Although we attempted to develop mapping algorithms that used item scores rather than subscale scores [34], we did not report the detailed results because of two considerations. First, the items models for EORTC QLQ-C30 improved the predictive performance for the whole sample but did not for the cross-validated versions, suggesting an overfitting. Second, the item models for FACT-G did improve the cross-validated predictive performance too but had low face validity (i.e., many estimated regression coefficients had signs opposite to what was anticipated). Despite their improved performance, the item models for FACT-G had a lower predictive performance than the recommended subscale models for EORTC QLQ-C30. From the statistical viewpoint, subscale models stabilize estimation results by assuming the same regression coefficient for items in each subscale, since a subscale score in EORTC QLQ-C30 and FACT-G is essentially the sum of the item scores in the corresponding subscale with the same weight.
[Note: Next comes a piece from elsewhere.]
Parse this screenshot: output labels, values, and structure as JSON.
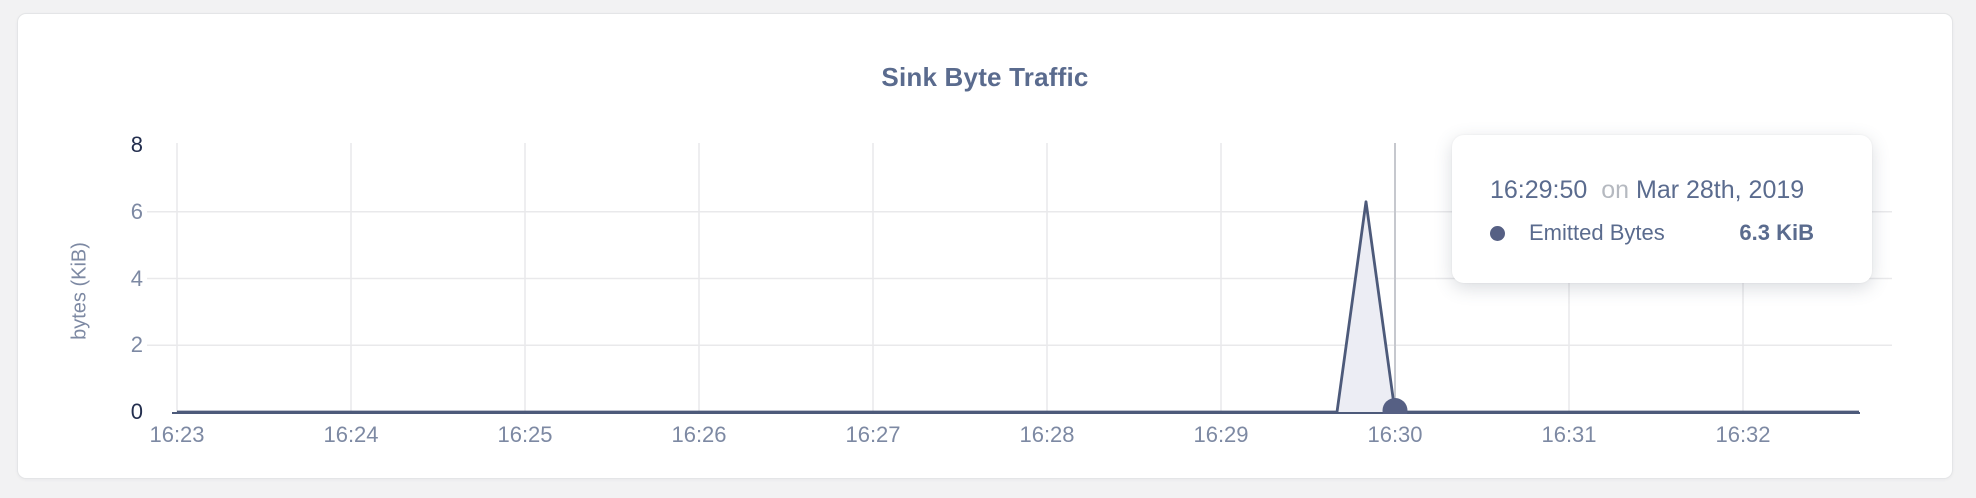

Good reliability (e.g., a high Cronbach's α) of the two cancer-specific HRQOL measures suggests that the item scores in a subscale are highly correlated and can, thus, induce multicollinearity, which is likely to result in low face validity.

Several limitations should be taken into consideration when interpreting the results of this study. First, we used only the Japanese value set for EQ-5D-5L; thus, our direct mapping algorithms may not be suitable for cost-effectiveness analyses that use any other value set. To avoid this, we developed indirect mapping algorithms that can produce the EQ-5D-5L index based on any value set, although their performance was investigated only for the Japanese value set. This limitation is applicable to comparison of the prediction performance between EORTC QLQ-C30 and FACT-G. Second, we did not conduct external validation using external data. Third, we did not consider higher-order terms or interaction terms, which could have further improved the mapping algorithms. However, the need for higher-order and interaction terms depends on the scale of outcome. Since we used identity, log, and logit link functions while developing the mapping algorithms, some impact of higher-order and interaction terms would have been considered. Fourth, we did not apply adjusted limited dependent mixture models that show good performance for EQ-5D-3L data from patients with cancer [35, 36]. The usefulness of this method is unclear for EQ-5D-5L data that does not show multimodality and it should be investigated in future studies.

Conclusions

Using data obtained from patients receiving drug therapy for cancer, we developed direct and indirect (response) mapping algorithms for EORTC QLQ-C30 and FACT-G onto the EQ-5D-5L index. In cost-effectiveness analyses, the developed mapping algorithms can provide the EQ-5D-5L index whose performance would be as good or better than that of previous algorithms.